**Low-Latency Conversational AI: Building a Real-Time Voice Agent from Scratch**
Conversational AI has come a long way in recent years, but one of the biggest challenges we still face is latency. If your virtual assistant takes too long to respond, users will get frustrated and lose interest. In this tutorial, we’re going to build a real-time voice agent that mirrors the low-latency conversational techniques used by trendy AI systems today. We’ll walk you through the entire pipeline, from chunked audio input and streaming speech recognition to incremental language model reasoning and streamed text-to-speech output, while keeping a close eye on latency at every stage.
**The Code**
You can find the full code for this tutorial on GitHub:
Let’s dive in and explore each component:
### Simulating Real-Time Audio Input
To model real-time audio input, we’ll break speech into fixed-duration chunks that arrive asynchronously. This simulates how audio input would look if it were coming from a microphone in real-time. We’ll also introduce talking rates and streaming behavior to make it more realistic.
### Streaming ASR: Partial Transcriptions and Silence-Based Finalization
Our streaming ASR module will produce partial transcriptions before emitting a final result. This is similar to how modern ASR techniques work in real-time. We’ll also use silence-based finalization to approximate end-of-utterance detection, which helps the system know when to stop processing audio.
### Streaming LLM: Generating Responses Token by Token
Next, we’ll model a streaming language model that generates responses token by token. This captures the time-to-first-token behavior that’s crucial for low-latency conversational AI. We’ll then convert incremental text into audio chunks to simulate early and continuous speech synthesis.
### Streaming TTS: Orchestrating the Total System
Finally, we’ll wire all these components together to create a single asynchronous pipeline with clear stage boundaries. This allows us to measure performance guarantees and ensure responsiveness.
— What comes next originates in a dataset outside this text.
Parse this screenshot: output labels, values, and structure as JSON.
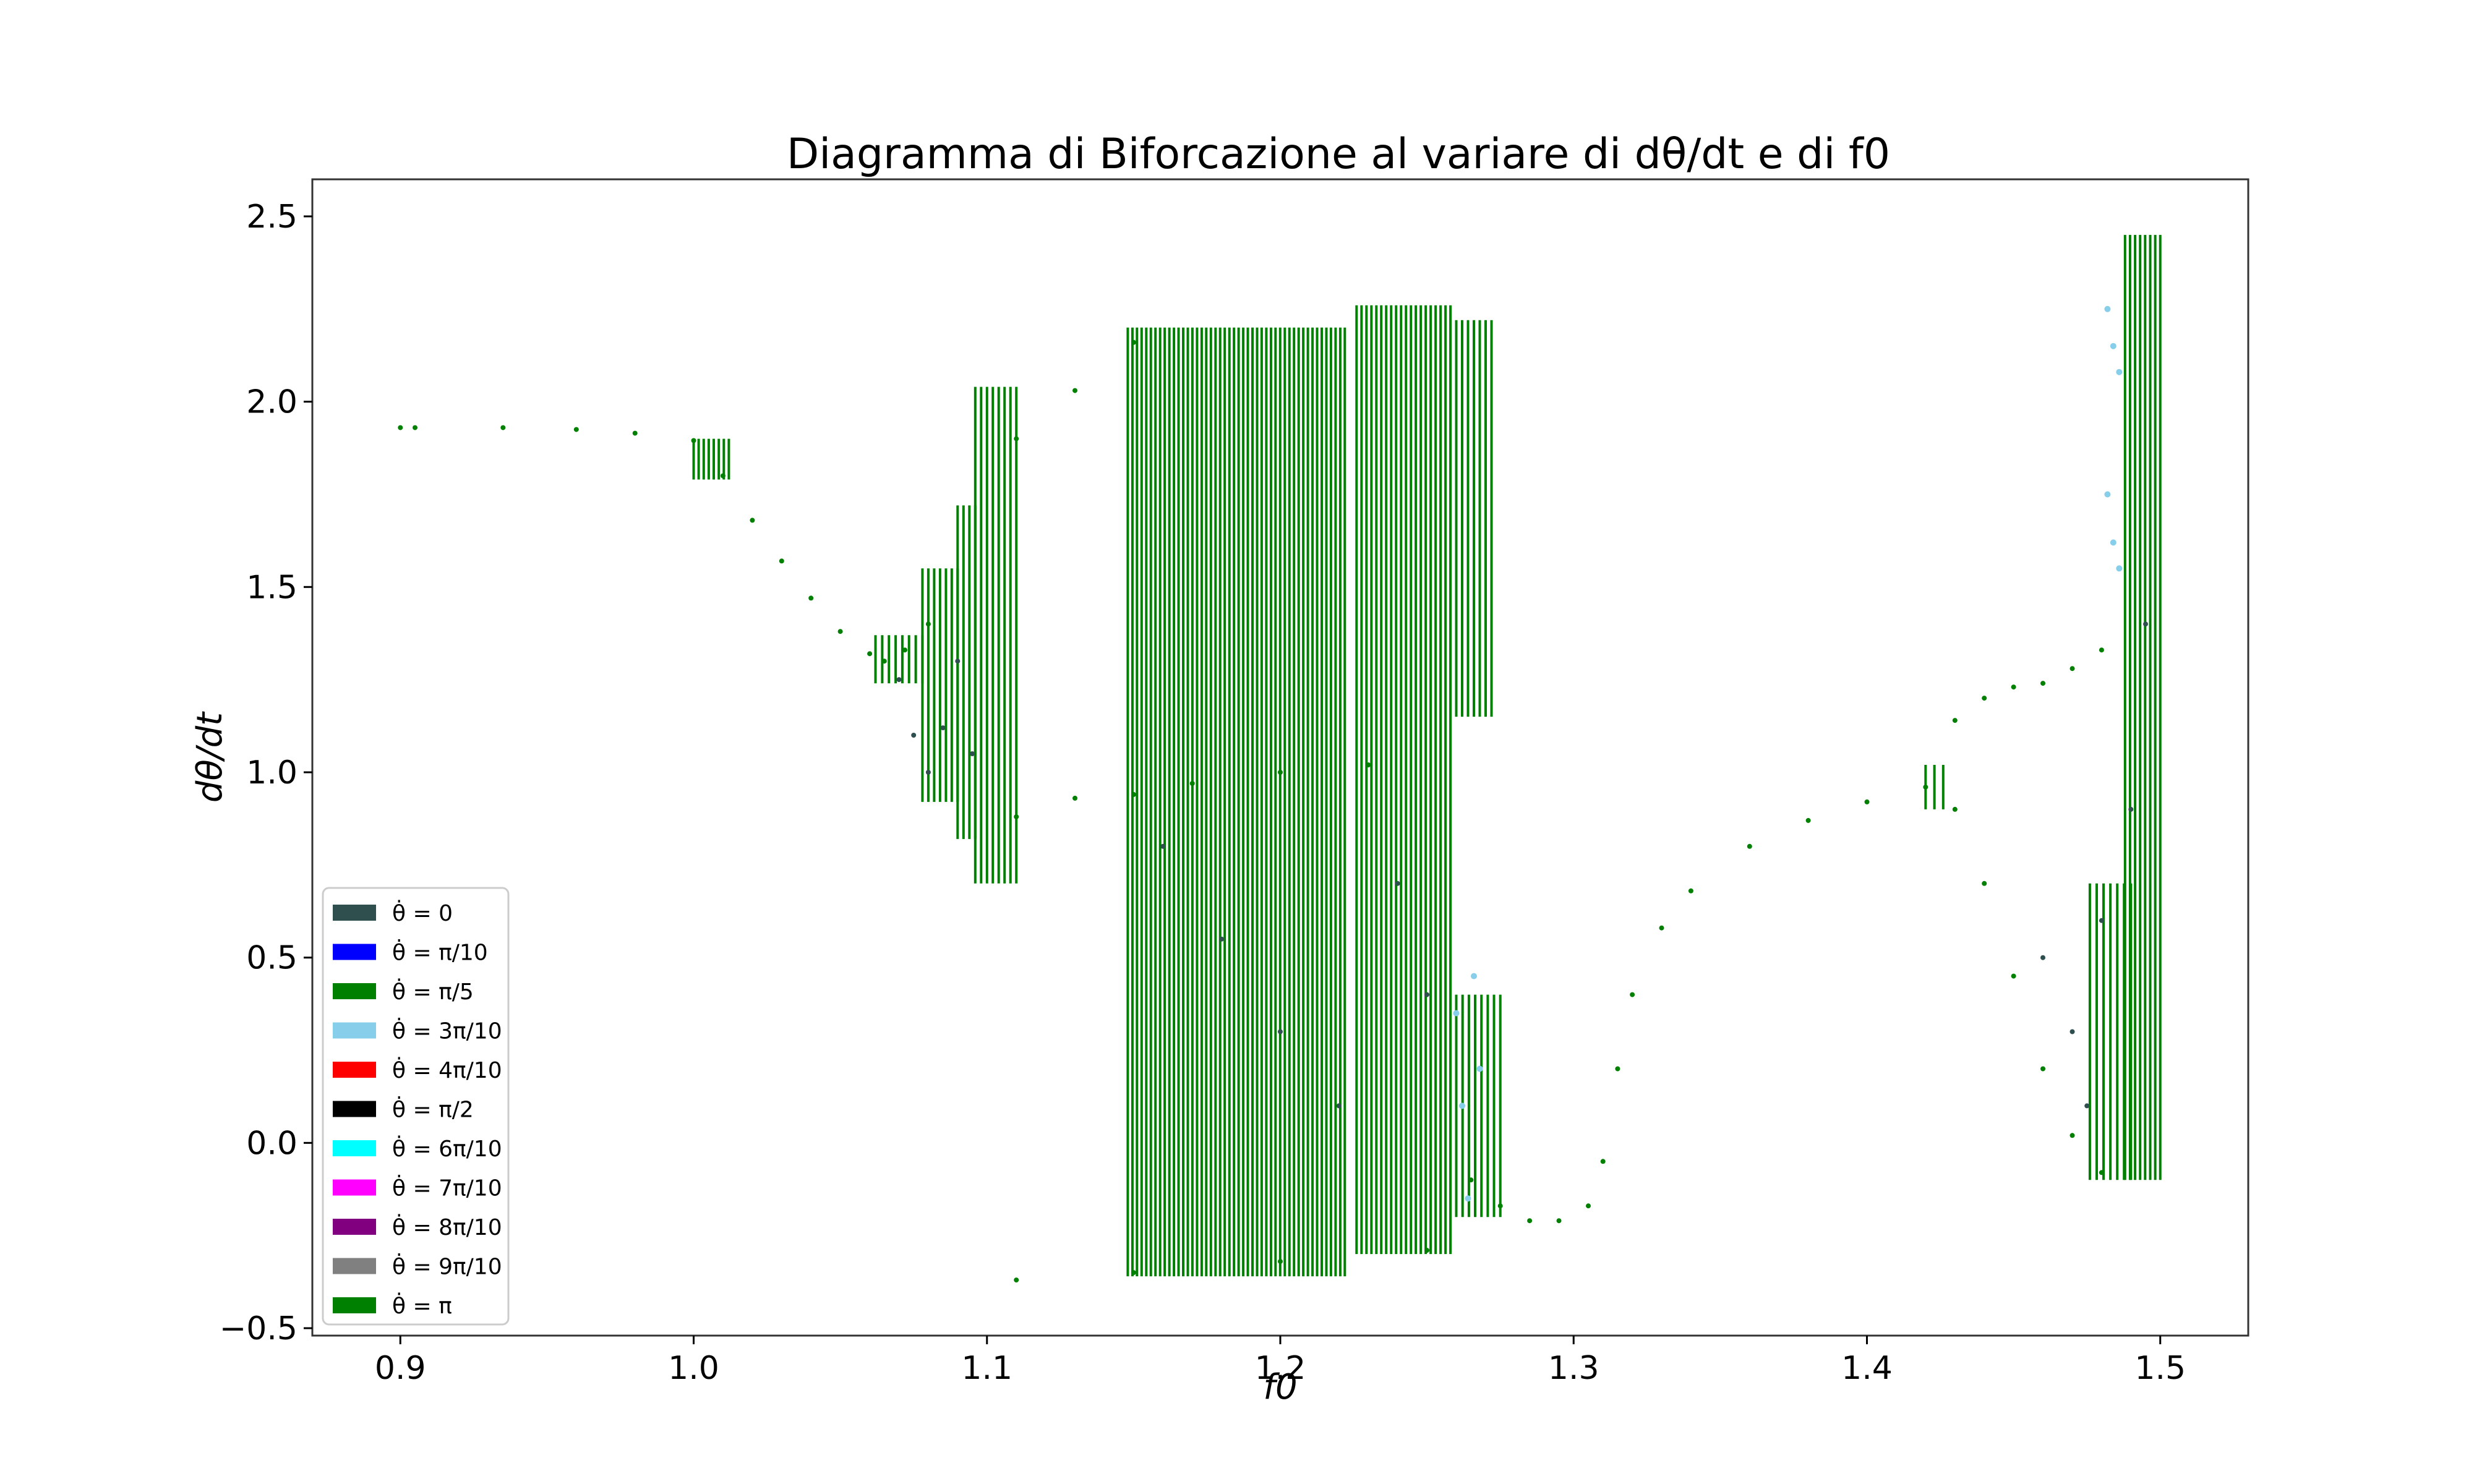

**Latency Budgets: Keeping Things Fast**
To ensure our system is responsive, we’ll apply aggressive latency budgets to key components:
* ASR processing: 0.1 seconds
* LLM first token: 0.3 seconds
* LLM token generation: 0.02 seconds
* TTS first chunk: 0.15 seconds
* Time to first audio: 0.8 seconds
**Running the Demo**
Let’s run our system across multiple conversational turns to evaluate latency consistency and variance. We’ll apply these runs to validate whether the system meets our responsiveness targets throughout interactions.
**Conclusion**
In this tutorial, we’ve demonstrated how to build a fully streaming voice agent that combines partial ASR, token-level LLM streaming, and early-start TTS. By keeping a close eye on latency at every stage, we’ve shown that it’s possible to reduce latency while maintaining overall system performance. Try out the full code on GitHub and experiment with different latency budgets to see how the system responds.